The Department of Energy has checked for radiation contamination in three states after potentially contaminated equipment left the Hanford nuclear reservation.
Contamination was found at Hanford this past week in cooling systems used within protective suits worn by workers at parts of the Plutonium Finishing Plant that have high levels of airborne radioactive contaminants.
This week, Hanford officials discovered that another 11 of the cooling systems had been sent outside of Hanford for mechanical work in October. They were tracked to Kennewick, Cincinnati and Pittsburgh, DOE said.
Two of the systems that left the site were discovered to have radioactive contamination at such low levels that they were not considered a health concern, DOE said. Nine others shipped off site had no contamination.
Of the cooling systems still at Hanford, around 20 were found to be contaminated.
DOE has had issues with the spread of radioactive contamination since summer, as workers tackle high-hazard decontamination work at Hanford’s Plutonium Finishing Plant in preparation for its demolition.
Doug Shoop, a DOE deputy site manager at Hanford, has called the plant DOE’s most hazardous facility to be demolished.
Workers at the plant use protective suits with supplied air breathing systems that are new to Hanford. The puffy suits are filled with air to create higher pressure within the suit than outside it, protecting workers from airborne contamination. The air is cooled for worker comfort, but that is not the air they breathe.
Puffy protective suits are filled with air to create higher pressure within the suit than outside the suit to help protect workers from airborne contamination. The air is cooled for worker comfort.
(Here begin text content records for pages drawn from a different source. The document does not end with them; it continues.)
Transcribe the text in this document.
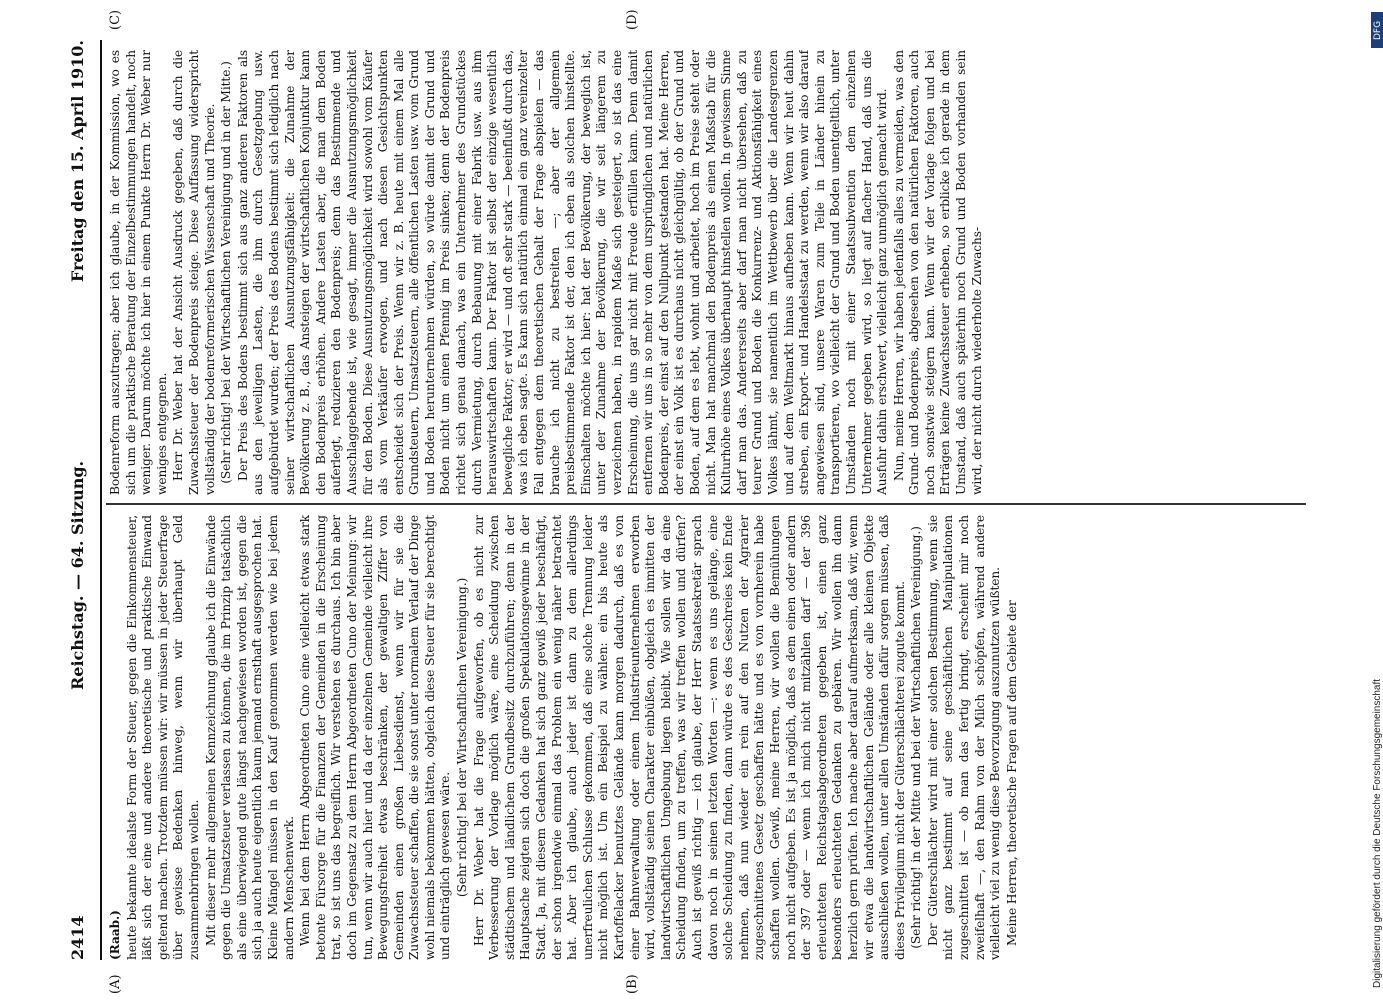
2414
Reichstag. — 64. Sitzung.
Freitag den 15. April 1910.
(A)	(B)
(C)	(D)

(Raab.) heute bekannte idealste Form der Steuer, gegen die Einkommensteuer, läßt sich der eine und andere theoretische und praktische Einwand geltend machen. Trotzdem müssen wir: wir müssen in jeder Steuerfrage über gewisse Bedenken hinweg, wenn wir überhaupt Geld zusammenbringen wollen. Mit dieser mehr allgemeinen Kennzeichnung glaube ich die Einwände gegen die Umsatzsteuer verlassen zu können, die im Prinzip tatsächlich als eine überwiegend gute längst nachgewiesen worden ist, gegen die sich ja auch heute eigentlich kaum jemand ernsthaft ausgesprochen hat. Kleine Mängel müssen in den Kauf genommen werden wie bei jedem andern Menschenwerk. Wenn bei dem Herrn Abgeordneten Cuno eine vielleicht etwas stark betonte Fürsorge für die Finanzen der Gemeinden in die Erscheinung trat, so ist uns das begreiflich. Wir verstehen es durchaus. Ich bin aber doch im Gegensatz zu dem Herrn Abgeordneten Cuno der Meinung: wir tun, wenn wir auch hier und da der einzelnen Gemeinde vielleicht ihre Bewegungsfreiheit etwas beschränken, der gewaltigen Ziffer von Gemeinden einen großen Liebesdienst, wenn wir für sie die Zuwachssteuer schaffen, die sie sonst unter normalem Verlauf der Dinge wohl niemals bekommen hätten, obgleich diese Steuer für sie berechtigt und einträglich gewesen wäre. (Sehr richtig! bei der Wirtschaftlichen Vereinigung.) Herr Dr. Weber hat die Frage aufgeworfen, ob es nicht zur Verbesserung der Vorlage möglich wäre, eine Scheidung zwischen städtischem und ländlichem Grundbesitz durchzuführen; denn in der Hauptsache zeigten sich doch die großen Spekulationsgewinne in der Stadt. Ja, mit diesem Gedanken hat sich ganz gewiß jeder beschäftigt, der schon irgendwie einmal das Problem ein wenig näher betrachtet hat. Aber ich glaube, auch jeder ist dann zu dem allerdings unerfreulichen Schlusse gekommen, daß eine solche Trennung leider nicht möglich ist. Um ein Beispiel zu wählen: ein bis heute als Kartoffelacker benutztes Gelände kann morgen dadurch, daß es von einer Bahnverwaltung oder einem Industrieunternehmen erworben wird, vollständig seinen Charakter einbüßen, obgleich es inmitten der landwirtschaftlichen Umgebung liegen bleibt. Wie sollen wir da eine Scheidung finden, um zu treffen, was wir treffen wollen und dürfen? Auch ist gewiß richtig — ich glaube, der Herr Staatssekretär sprach davon noch in seinen letzten Worten —: wenn es uns gelänge, eine solche Scheidung zu finden, dann würde es des Geschreies kein Ende nehmen, daß nun wieder ein rein auf den Nutzen der Agrarier zugeschnittenes Gesetz geschaffen hätte und es von vornherein habe schaffen wollen. Gewiß, meine Herren, wir wollen die Bemühungen noch nicht aufgeben. Es ist ja möglich, daß es dem einen oder andern der 397 oder — wenn ich mich nicht mitzählen darf — der 396 erleuchteten Reichstagsabgeordneten gegeben ist, einen ganz besonders erleuchteten Gedanken zu gebären. Wir wollen ihn dann herzlich gern prüfen. Ich mache aber darauf aufmerksam, daß wir, wenn wir etwa die landwirtschaftlichen Gelände oder alle kleinen Objekte ausschließen wollen, unter allen Umständen dafür sorgen müssen, daß dieses Privilegium nicht der Güterschlächterei zugute kommt. (Sehr richtig! in der Mitte und bei der Wirtschaftlichen Vereinigung.) Der Güterschlächter wird mit einer solchen Bestimmung, wenn sie nicht ganz bestimmt auf seine geschäftlichen Manipulationen zugeschnitten ist — ob man das fertig bringt, erscheint mir noch zweifelhaft —, den Rahm von der Milch schöpfen, während andere vielleicht viel zu wenig diese Bevorzugung auszunutzen wüßten. Meine Herren, theoretische Fragen auf dem Gebiete der

Bodenreform auszutragen; aber ich glaube, in der Kommission, wo es sich um die praktische Beratung der Einzelbestimmungen handelt, noch weniger. Darum möchte ich hier in einem Punkte Herrn Dr. Weber nur weniges entgegnen. Herr Dr. Weber hat der Ansicht Ausdruck gegeben, daß durch die Zuwachssteuer der Bodenpreis steige. Diese Auffassung widerspricht vollständig der bodenreformerischen Wissenschaft und Theorie. (Sehr richtig! bei der Wirtschaftlichen Vereinigung und in der Mitte.) Der Preis des Bodens bestimmt sich aus ganz anderen Faktoren als aus den jeweiligen Lasten, die ihm durch Gesetzgebung usw. aufgebürdet wurden; der Preis des Bodens bestimmt sich lediglich nach seiner wirtschaftlichen Ausnutzungsfähigkeit: die Zunahme der Bevölkerung z. B., das Ansteigen der wirtschaftlichen Konjunktur kann den Bodenpreis erhöhen. Andere Lasten aber, die man dem Boden auferlegt, reduzieren den Bodenpreis; denn das Bestimmende und Ausschlaggebende ist, wie gesagt, immer die Ausnutzungsmöglichkeit für den Boden. Diese Ausnutzungsmöglichkeit wird sowohl vom Käufer als vom Verkäufer erwogen, und nach diesen Gesichtspunkten entscheidet sich der Preis. Wenn wir z. B. heute mit einem Mal alle Grundsteuern, Umsatzsteuern, alle öffentlichen Lasten usw. vom Grund und Boden herunternehmen würden, so würde damit der Grund und Boden nicht um einen Pfennig im Preis sinken; denn der Bodenpreis richtet sich genau danach, was ein Unternehmer des Grundstückes durch Vermietung, durch Bebauung mit einer Fabrik usw. aus ihm herauswirtschaften kann. Der Faktor ist selbst der einzige wesentlich bewegliche Faktor; er wird — und oft sehr stark — beeinflußt durch das, was ich eben sagte. Es kann sich natürlich einmal ein ganz vereinzelter Fall entgegen dem theoretischen Gehalt der Frage abspielen — das brauche ich nicht zu bestreiten —; aber der allgemein preisbestimmende Faktor ist der, den ich eben als solchen hinstellte. Einschalten möchte ich hier: hat der Bevölkerung, der beweglich ist, unter der Zunahme der Bevölkerung, die wir seit längerem zu verzeichnen haben, in rapidem Maße sich gesteigert, so ist das eine Erscheinung, die uns gar nicht mit Freude erfüllen kann. Denn damit entfernen wir uns in so mehr von dem ursprünglichen und natürlichen Bodenpreis, der einst auf den Nullpunkt gestanden hat. Meine Herren, der einst ein Volk ist es durchaus nicht gleichgültig, ob der Grund und Boden, auf dem es lebt, wohnt und arbeitet, hoch im Preise steht oder nicht. Man hat manchmal den Bodenpreis als einen Maßstab für die Kulturhöhe eines Volkes überhaupt hinstellen wollen. In gewissem Sinne darf man das. Andererseits aber darf man nicht übersehen, daß zu teurer Grund und Boden die Konkurrenz- und Aktionsfähigkeit eines Volkes lähmt, sie namentlich im Wettbewerb über die Landesgrenzen und auf dem Weltmarkt hinaus aufheben kann. Wenn wir heut dahin streben, ein Export- und Handelsstaat zu werden, wenn wir also darauf angewiesen sind, unsere Waren zum Teile in Länder hinein zu transportieren, wo vielleicht der Grund und Boden unentgeltlich, unter Umständen noch mit einer Staatssubvention dem einzelnen Unternehmer gegeben wird, so liegt auf flacher Hand, daß uns die Ausfuhr dahin erschwert, vielleicht ganz unmöglich gemacht wird. Nun, meine Herren, wir haben jedenfalls alles zu vermeiden, was den Grund- und Bodenpreis, abgesehen von den natürlichen Faktoren, auch noch sonstwie steigern kann. Wenn wir der Vorlage folgen und bei Erträgen keine Zuwachssteuer erheben, so erblicke ich gerade in dem Umstand, daß auch späterhin noch Grund und Boden vorhanden sein wird, der nicht durch wiederholte Zuwachs-

DFG
Digitalisierung gefördert durch die Deutsche Forschungsgemeinschaft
On Dec. 10, radioactive contamination was found on the elbow of a worker after the suit had been removed. It was one of several incidents at the Plutonium Finishing Plant during the past six months, including incidents of skin contamination.
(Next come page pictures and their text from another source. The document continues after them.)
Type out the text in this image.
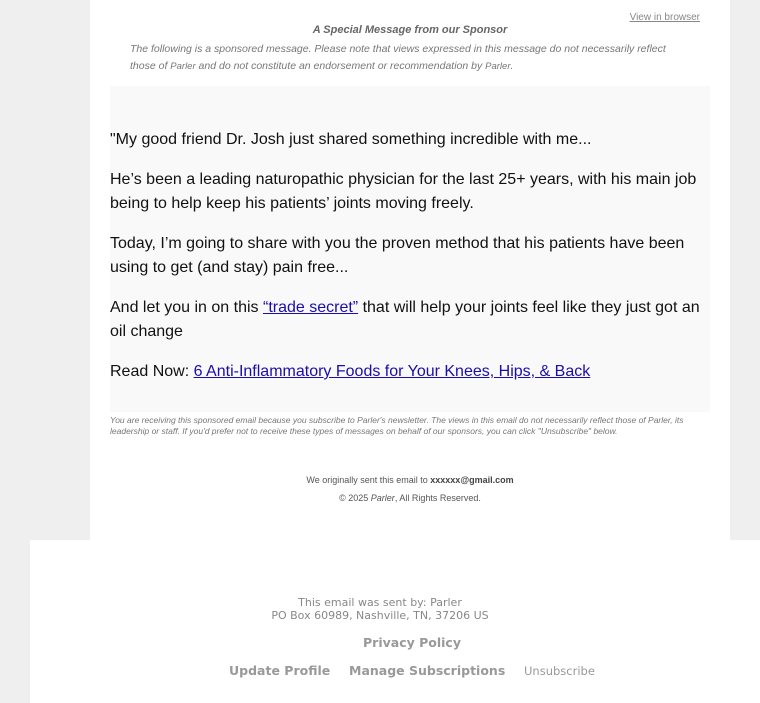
View in browser
A Special Message from our Sponsor
The following is a sponsored message. Please note that views expressed in this message do not necessarily reflect those of Parler and do not constitute an endorsement or recommendation by Parler.

"My good friend Dr. Josh just shared something incredible with me...

He’s been a leading naturopathic physician for the last 25+ years, with his main job being to help keep his patients’ joints moving freely.

Today, I’m going to share with you the proven method that his patients have been using to get (and stay) pain free...

And let you in on this “trade secret” that will help your joints feel like they just got an oil change

Read Now: 6 Anti-Inflammatory Foods for Your Knees, Hips, & Back

You are receiving this sponsored email because you subscribe to Parler's newsletter. The views in this email do not necessarily reflect those of Parler, its leadership or staff. If you'd prefer not to receive these types of messages on behalf of our sponsors, you can click "Unsubscribe" below.
We originally sent this email to xxxxxx@gmail.com
© 2025 Parler, All Rights Reserved.
This email was sent by: Parler
PO Box 60989, Nashville, TN, 37206 US
Privacy Policy
Update Profile Manage Subscriptions Unsubscribe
As the worker’s equipment was examined, contamination was found on the outside of the suit’s cooling system, called a vortex cooler. More contamination was found inside the cooler when it was taken apart.
The units are worn within the air-filled suits and are about the size of a shoebox.
CH2M Hill Plateau Remediation then decided to inspect all the vortex coolers used for the air-filled suits. When not in use, respirator equipment is stored by the Hanford Fire Department, which services and repairs it.
An initial check found that four of the units held by the fire department were contaminated, and all were shipped back to the Plutonium Finishing Plant. The contamination was stuck on the units and unlikely to be released into the air, but as a precaution the fire department facility and its workers were checked for any contamination. None was found.
DOE said about 20 contaminated coolers were found after all the coolers now at the Plutonium Finishing Plant were checked.
Monday, as Hanford officials critiqued the incident they learned that 11 of the systems had been given to a Mine Safety Appliances salesman in the fall to troubleshoot a mechanical problem. Because the units had left Hanford, the Washington Department of Health was called in, and it investigated.
The salesman, who works out of Kennewick, still had three of the coolers in the trunk of his car. One cooler was clean and two had fixed contamination.
The contamination was not “smearable,” said Earl Fordham, a deputy director for radiation protection for the Department of Health. It was at levels that fall below certain state requirements for controls.
At that level for fixed contaminants there is not a public health concern, Fordham said.
The salesman’s car, Kennewick house and a storage unit he used were surveyed for contamination and none was found, DOE said.
The salesman had sent eight coolers to a manufacturing plant in Cincinnati for a look at mechanical issues. Then they had been shipped to a Mine Safety Appliances office in Pittsburgh.
Health officials in those states were notified, and Hanford officials called in the DOE Radiological Assistance Program to help with investigations at the two sites.
Late Wednesday, a survey of the facility in Ohio was completed with no contamination found, DOE said. Thursday, a survey of the Pennsylvania office was done, finding no contamination on the eight coolers there or in the office.
There is no safety or health risk to workers, the public or the environment from these pieces of equipment.
Erik Olds, Department of Energy
“There is no safety or health risk to workers, the public or the environment from these pieces of equipment,” said Erik Olds, chief of staff for the DOE Hanford Richland Operations Office, in a statement Friday.
But “out of an abundance of caution, the department has offered to perform bioassays for employees at the Cincinnati and Pittsburgh facilities to monitor for potential exposures,” Olds said. Urine samples often are used for bioassays.
DOE plans an assessment at Hanford to look at whether standards were followed for allowing equipment to leave facilities and the site.
CH2M Hill has temporarily stopped high-hazard work at the Plutonium Finishing Plant both to look at the incident this month and the series of incidents over six months. High hazard work often is scaled back around Christmas at Hanford because accidents can increase when workers are distracted.
Workers are continuing non-hazardous work at the plant that focuses primarily on actions identified earlier to improve radiological safety at the plant in light of contamination incidents since July and safety improvements being developed in response to the most recent incident, according to DOE.
“The department takes this matter very seriously, and protection of human health and the environment is the department’s top priority,” Olds said.